Genewa 2019: Morgan Plus Six wygląda jak zawsze, ale to nowy model
Brytyjska manufaktura produkująca kultowego Morgana prezentuje na Geneva Motor Show kolejną generację tego samochodu. Choć wygląda niemal dokładnie jak przez ostatnie dziesięciolecia, zbudowano go na nowej platformie, gotowej nawet na napęd elektryczny.
06.03.2019 | aktual.: 28.03.2023 11:39
To przełomowe wydarzenie dla marki Morgan i modelu serii Plus. Jego konstrukcję oparto na zupełnie nowej, aluminiowej płycie podłogowej CX, gotowej nie tylko na napędy od BMW, ale także na hybrydy oraz napęd elektryczny. Pomimo tego utrzymano Morgana Plus Six w klasycznej, kultowej już formie – zarówno z zewnątrz, jak i w środku.
Wygląd nadwozia i kokpit wciąż mają styl jak 50 lat temu, choć we wnętrzu znajdziemy m.in. dźwigienkę do obsługi automatycznej przekładni żywcem przeniesioną z BMW. To tworzy bardzo niespójny obraz całości. Na górze znalazła się klasyka z centralnie umieszczonymi zegarami retro, na dole "science fiction" w porównaniu do reszty.
Nowa platforma pozwoliła wygospodarować aż 20 cm więcej przestrzeni na nogi dla pasażerów ( większy jest też bagażnik), ale posłużyła przede wszystkim do zainstalowania rzędowego silnika sześciocylindrowego od BMW. Jest to 340-konna, doładowana jednostka B58 TwinPower Turbo, która wyparła stosowany wcześniej silnik V8 (model Plus 8).
To najnowsza konstrukcja, która trafiła również do Toyoty Supry, a jednostki B58 napędzają także modele M od BMW. Silnik współpracuje z szybką 8-stopniową przekładnią firmy ZF. Dzięki niej Morgan Plus Six przyspiesza do setki w 4,2 s.
Tradycyjnie dla Morgana niska masa była jednym z priorytetów podczas jego tworzenia. Sama platforma ważąca 98 kg jest o 100 proc. sztywniejsza niż wcześniejsza. Kompletne auto waży tylko 1075 kg.

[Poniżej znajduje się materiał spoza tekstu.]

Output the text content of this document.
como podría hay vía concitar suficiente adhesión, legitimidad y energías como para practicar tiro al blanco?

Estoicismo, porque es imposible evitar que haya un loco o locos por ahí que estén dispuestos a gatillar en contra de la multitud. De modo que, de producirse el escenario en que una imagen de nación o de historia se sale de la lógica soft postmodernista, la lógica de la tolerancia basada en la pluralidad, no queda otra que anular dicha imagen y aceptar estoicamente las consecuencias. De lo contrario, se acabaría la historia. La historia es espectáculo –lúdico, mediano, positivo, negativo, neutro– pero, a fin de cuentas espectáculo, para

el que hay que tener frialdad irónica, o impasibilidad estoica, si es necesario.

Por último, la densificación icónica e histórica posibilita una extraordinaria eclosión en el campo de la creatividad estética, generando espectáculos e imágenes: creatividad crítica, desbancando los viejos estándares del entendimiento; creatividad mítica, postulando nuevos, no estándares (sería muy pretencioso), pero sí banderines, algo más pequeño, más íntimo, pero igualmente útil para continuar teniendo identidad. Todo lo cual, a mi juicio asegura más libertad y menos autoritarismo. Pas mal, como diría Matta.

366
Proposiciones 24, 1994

Warto wspomnieć, że nowa platforma jest przygotowana również pod zainstalowanie napędów alternatywnych - elektrycznego lub hybrydowego. Firma już w 2012 roku zaprezentowała koncepcyjny model Plus E bazujący na modelu Plus 4. Miał napęd o mocy o mocy 70 kW. Jednak jeśli pojawi się wersja produkcyjna, to na pewno o znacznie lepszych osiągach.